Throwback Thursday: Sweet Dreams and Flying Machines

World War I Dirigible, Ground Crew | Richard T. Gilmartin Collection, Montauk Library Archives

When this blimp lifted off from Montauk on May 14, 1919, some hoped it would set a record by making a trip across the Atlantic to Ireland, eight years before Charles Lindbergh’s flight to Paris.

During World War I the Navy operated a 33-acre air base near what is today’s downtown. Open fields provided a landing space for dirigibles like the one above; Fort Pond provided a surface for seaplanes to lift off from to patrol the coast. A hangar housing two huge dirigibles was about 10 stories tall – taller than “the Tower” now standing at the site. The naval base included barracks for more than 400 men as well as a hospital, machine shop, and power plant.

Worls War I Dirigible over Fort Pond Bay | Richard T. Gilmartin Collection, Montauk Library
World War I Dirigible over Montauk | Richard T. Gilmartin Collection, Montauk Library Archives

Aviation technology advanced rapidly during the war, and when it ended the race was on between the different types of flying machines – those lighter than air, like blimps or dirigibles, and those heavier than air, like seaplanes and fixed-wing planes. The C-5 was one of the latest types of dirigibles, the East Hampton Star reported when one traveled from its home base in Cape May, New Jersey, to depart from Montauk for what was hoped would be a pioneering excursion.

“The Montauk Naval Air Station was put on the map this week,” the Star reported, “when the C-5, the U.S. Navy dirigible, which will attempt to make the trans-Atlantic flight, made this station a starting point for the long flight to St. Johns.” Although they made good time, the airship’s commander said the 1,400-mile journey to St. Johns, Newfoundland, had been “the roughest trip he had ever experienced.”

 

At St.
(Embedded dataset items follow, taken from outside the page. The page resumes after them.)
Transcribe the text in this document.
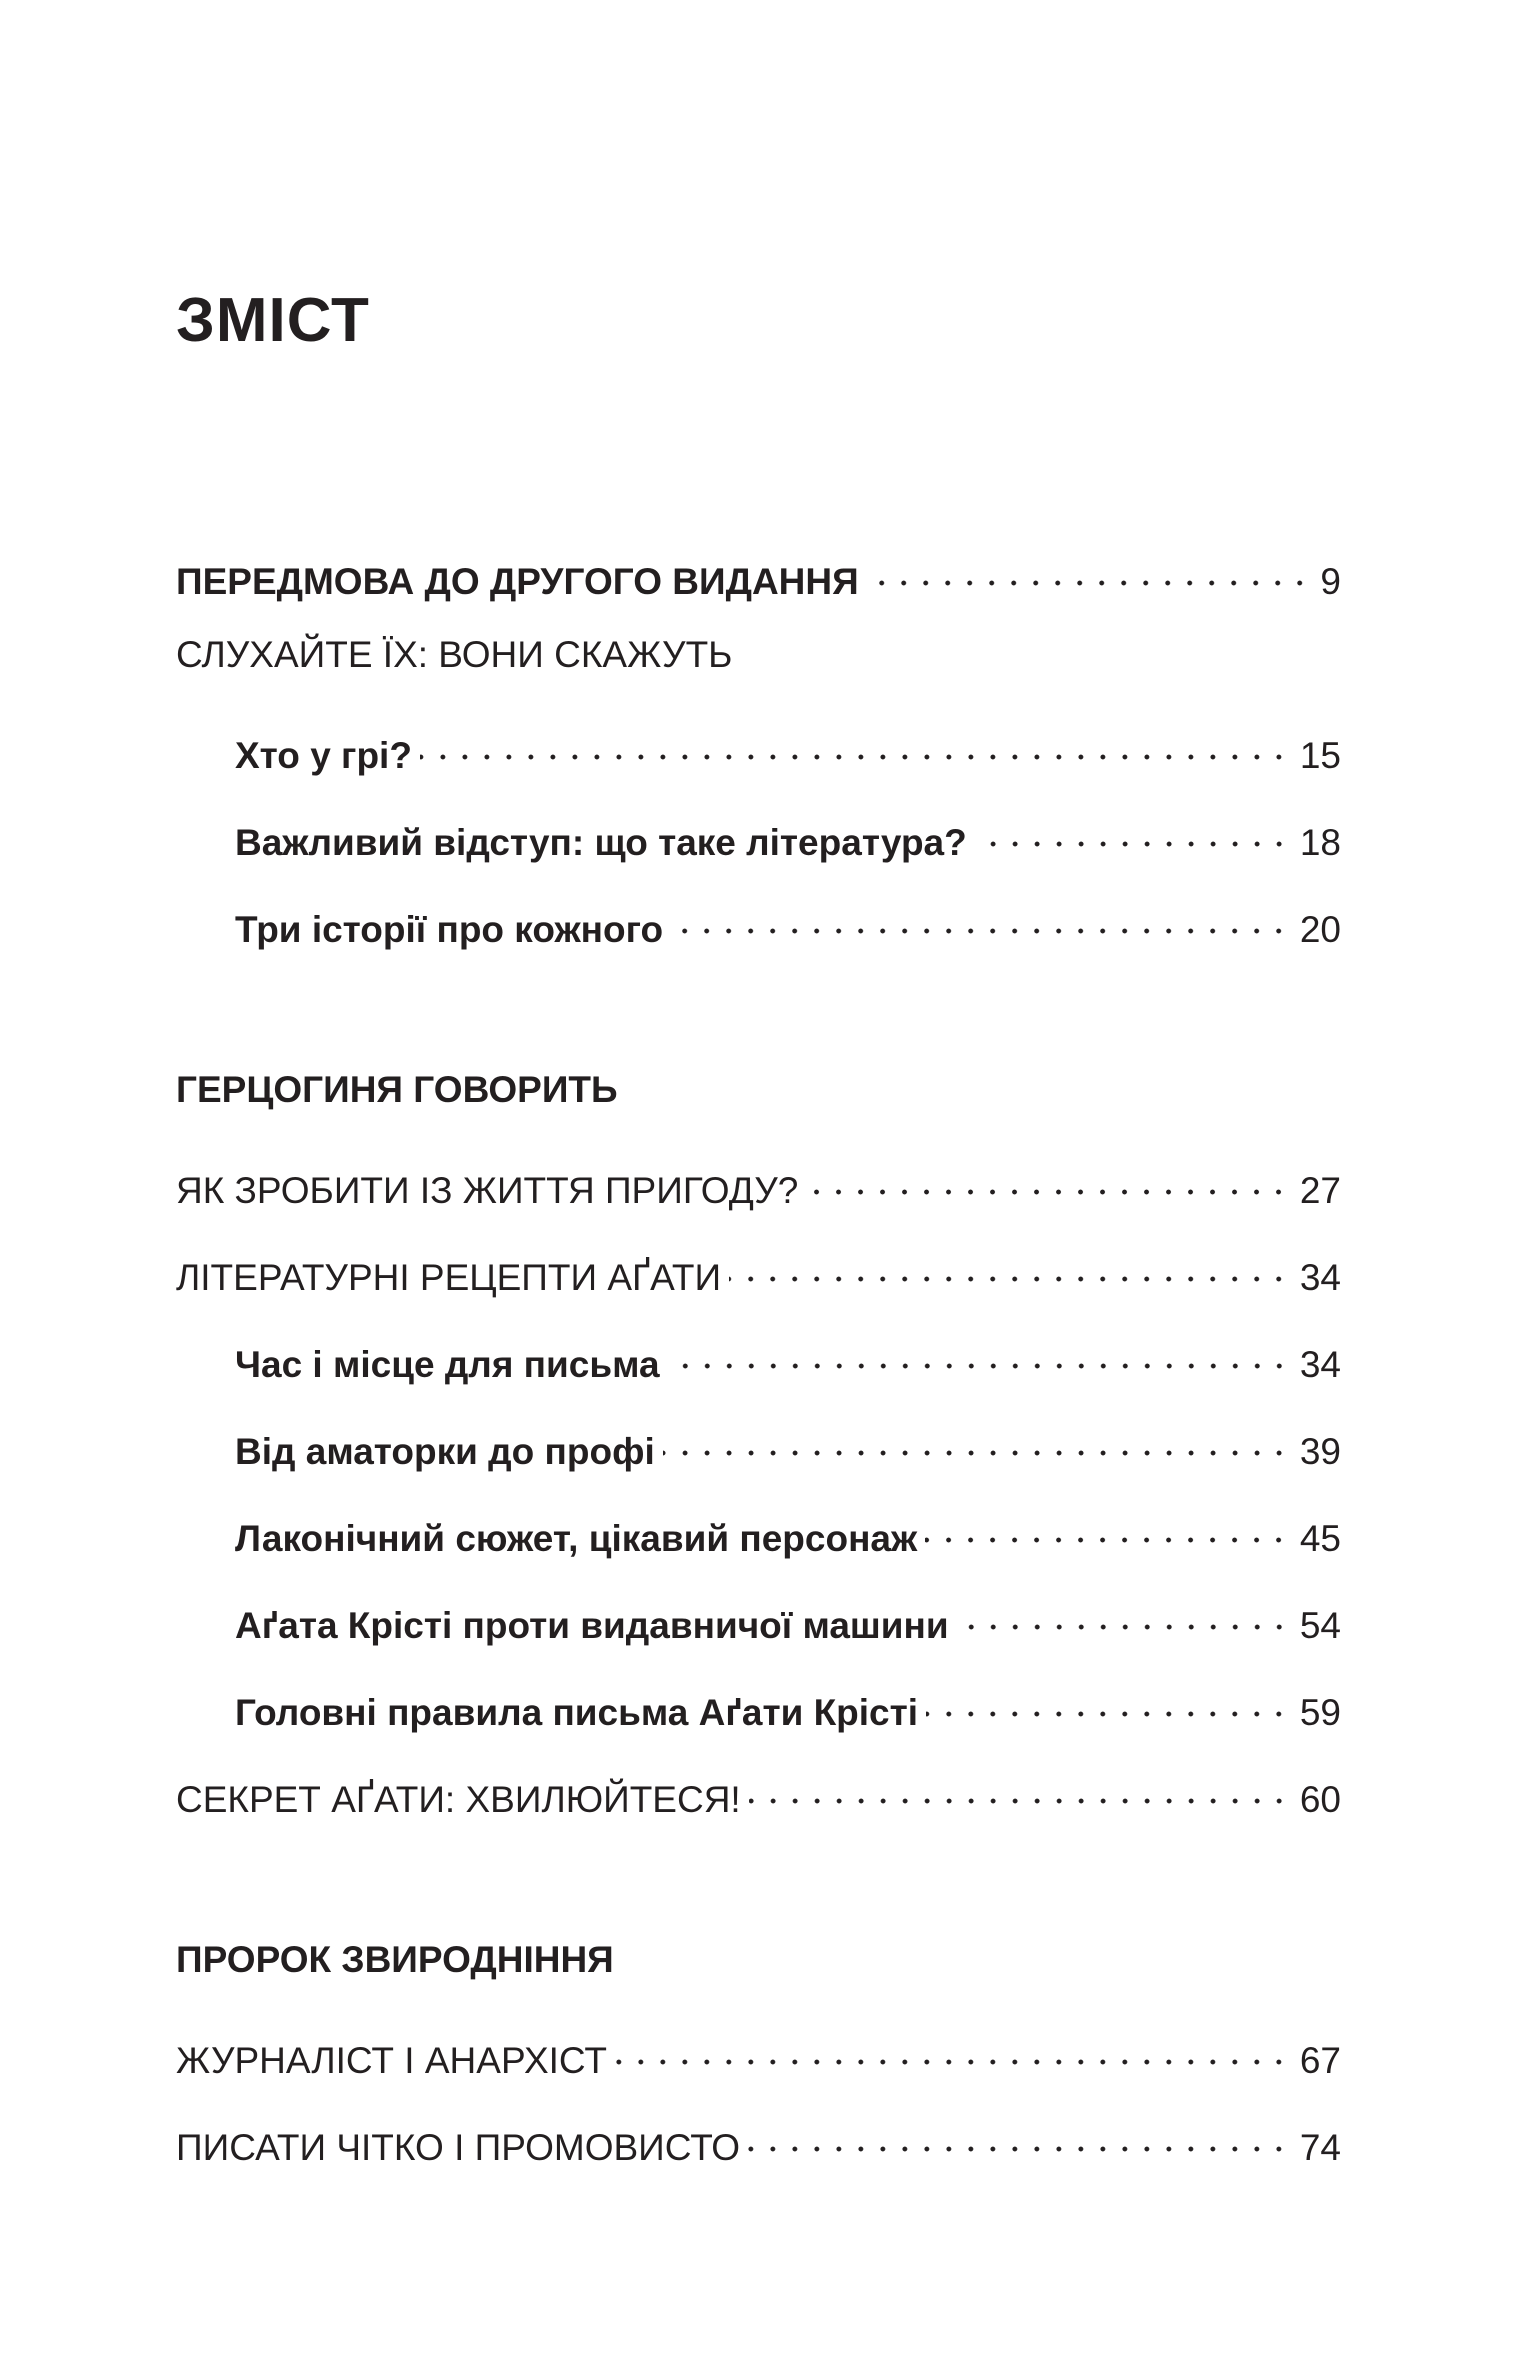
ЗМІСТ
ПЕРЕДМОВА ДО ДРУГОГО ВИДАННЯ	9
СЛУХАЙТЕ ЇХ: ВОНИ СКАЖУТЬ
Хто у грі?	15
Важливий відступ: що таке література?	18
Три історії про кожного	20
ГЕРЦОГИНЯ ГОВОРИТЬ
ЯК ЗРОБИТИ ІЗ ЖИТТЯ ПРИГОДУ?	27
ЛІТЕРАТУРНІ РЕЦЕПТИ АҐАТИ	34
Час і місце для письма	34
Від аматорки до профі	39
Лаконічний сюжет, цікавий персонаж	45
Аґата Крісті проти видавничої машини	54
Головні правила письма Аґати Крісті	59
СЕКРЕТ АҐАТИ: ХВИЛЮЙТЕСЯ!	60
ПРОРОК ЗВИРОДНІННЯ
ЖУРНАЛІСТ І АНАРХІСТ	67
ПИСАТИ ЧІТКО І ПРОМОВИСТО	74
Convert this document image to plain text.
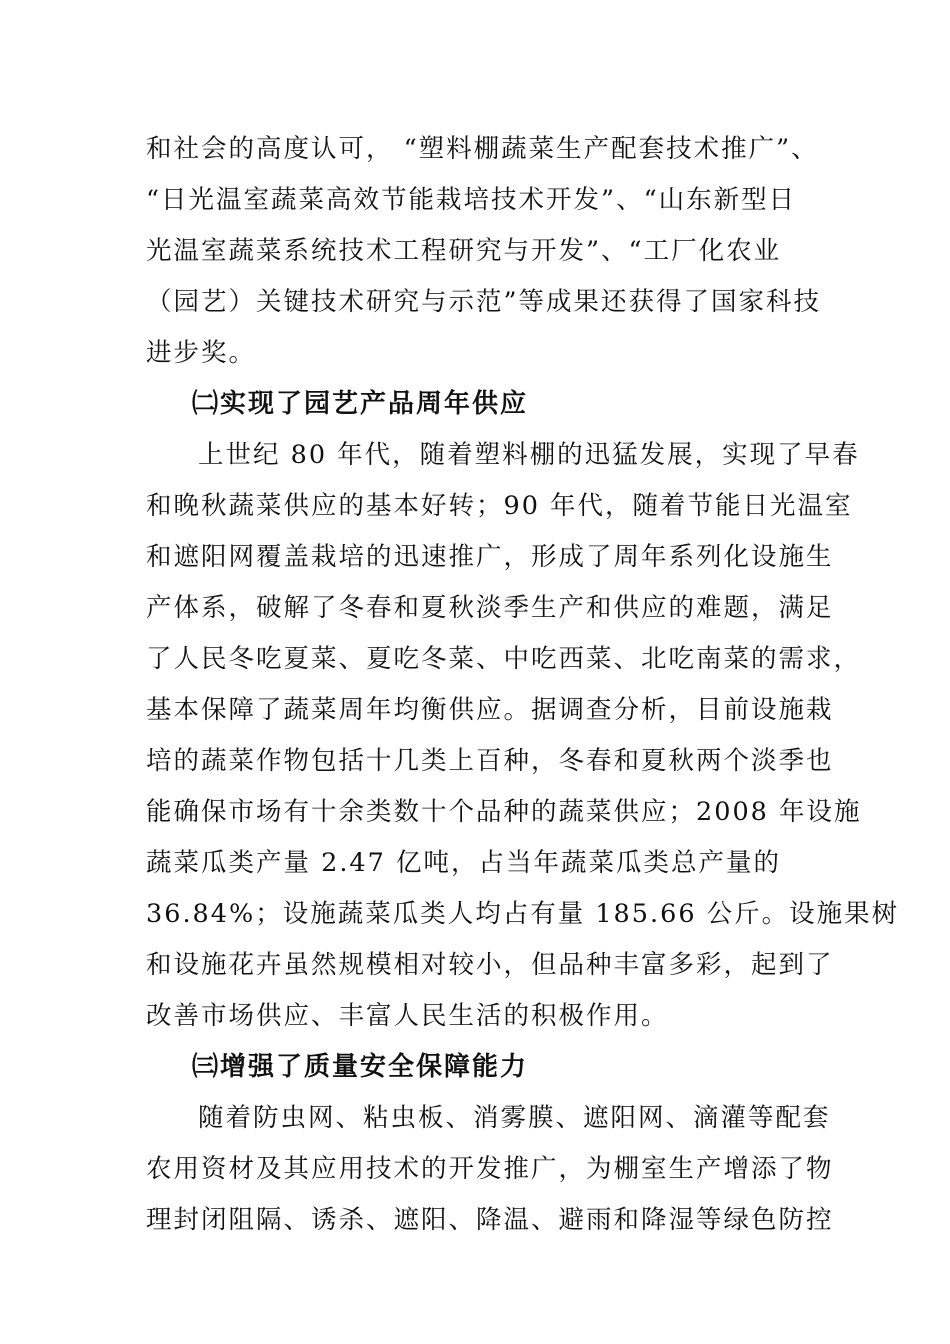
和社会的高度认可， “塑料棚蔬菜生产配套技术推广”、
“日光温室蔬菜高效节能栽培技术开发”、“山东新型日
光温室蔬菜系统技术工程研究与开发”、“工厂化农业
（园艺）关键技术研究与示范”等成果还获得了国家科技
进步奖。
㈡实现了园艺产品周年供应
上世纪 80 年代，随着塑料棚的迅猛发展，实现了早春
和晚秋蔬菜供应的基本好转；90 年代，随着节能日光温室
和遮阳网覆盖栽培的迅速推广，形成了周年系列化设施生
产体系，破解了冬春和夏秋淡季生产和供应的难题，满足
了人民冬吃夏菜、夏吃冬菜、中吃西菜、北吃南菜的需求，
基本保障了蔬菜周年均衡供应。据调查分析，目前设施栽
培的蔬菜作物包括十几类上百种，冬春和夏秋两个淡季也
能确保市场有十余类数十个品种的蔬菜供应；2008 年设施
蔬菜瓜类产量 2.47 亿吨，占当年蔬菜瓜类总产量的
36.84%；设施蔬菜瓜类人均占有量 185.66 公斤。设施果树
和设施花卉虽然规模相对较小，但品种丰富多彩，起到了
改善市场供应、丰富人民生活的积极作用。
㈢增强了质量安全保障能力
随着防虫网、粘虫板、消雾膜、遮阳网、滴灌等配套
农用资材及其应用技术的开发推广，为棚室生产增添了物
理封闭阻隔、诱杀、遮阳、降温、避雨和降湿等绿色防控
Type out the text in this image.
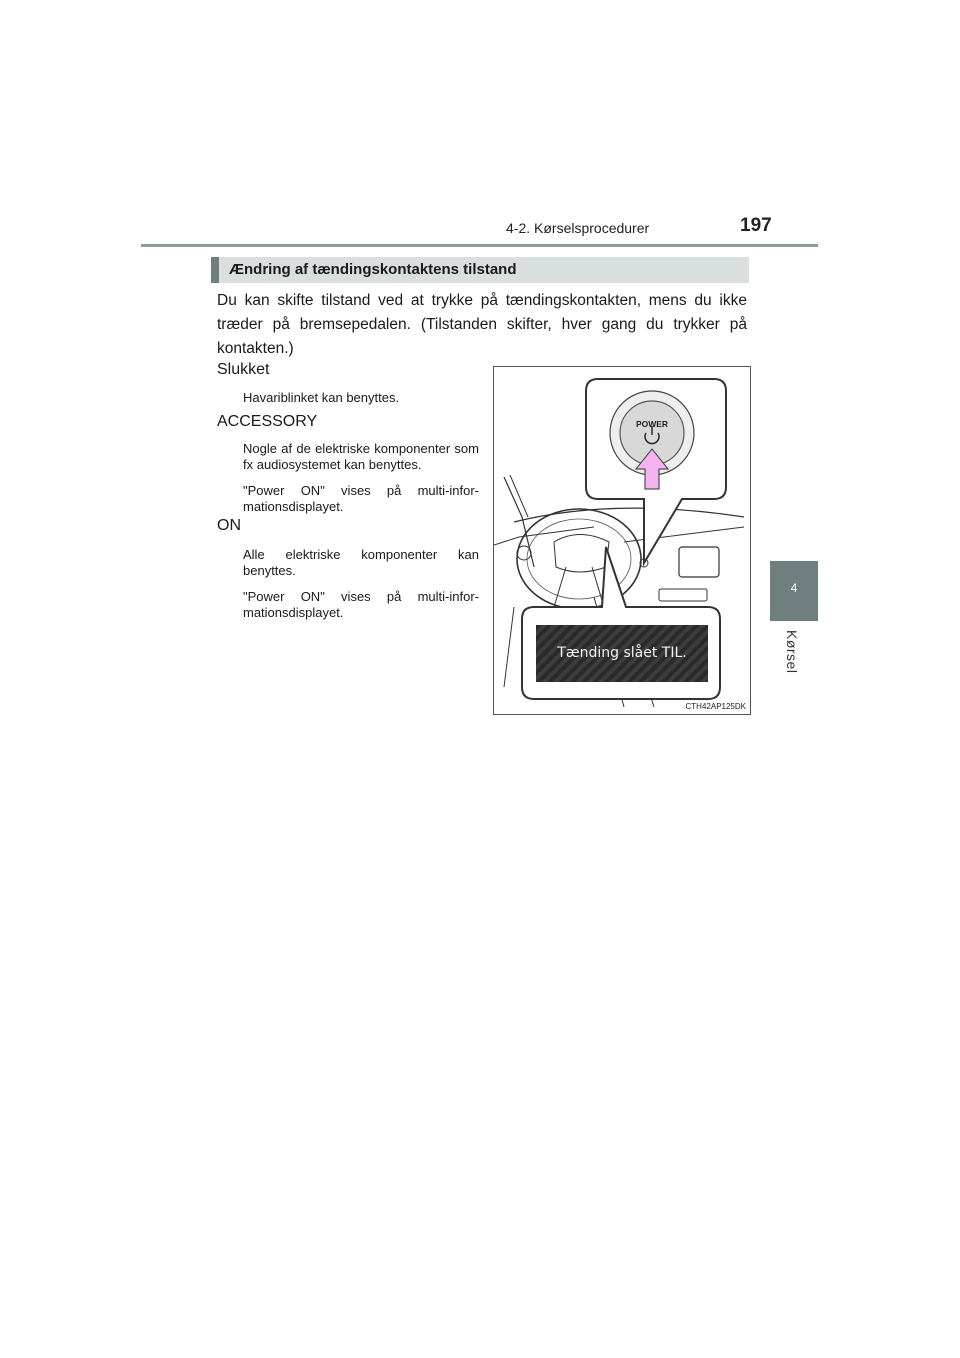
4-2. Kørselsprocedurer	197
4
Kørsel
Ændring af tændingskontaktens tilstand
Du kan skifte tilstand ved at trykke på tændingskontakten, mens du ikke træder på bremsepedalen. (Tilstanden skifter, hver gang du trykker på kontakten.)
Slukket
Havariblinket kan benyttes.
ACCESSORY
Nogle af de elektriske komponenter som fx audiosystemet kan benyttes.
"Power ON" vises på multi-infor-mationsdisplayet.
ON
Alle elektriske komponenter kan benyttes.
"Power ON" vises på multi-infor-mationsdisplayet.
POWER
Tænding slået TIL.
CTH42AP125DK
Johns, the crew slept and the C-5 was refueled to prepare for the final leg of the trip to Ireland. But the weather took an unexpected turn, with gusts imperiling the ground crew and forcing them to abandon the ship.

“Scarcely had officers of the navy this afternoon ceased sounding the praise of the dirigible C-5 for its splendid run from Montauk Point to Newfoundland,” said a New York Times story on May 16, “… than word was flashed to the Navy Department … that the C-5 had broken off its moorings and drifted out to sea without her crew.”

No one was hurt, but the C-5 was never recovered.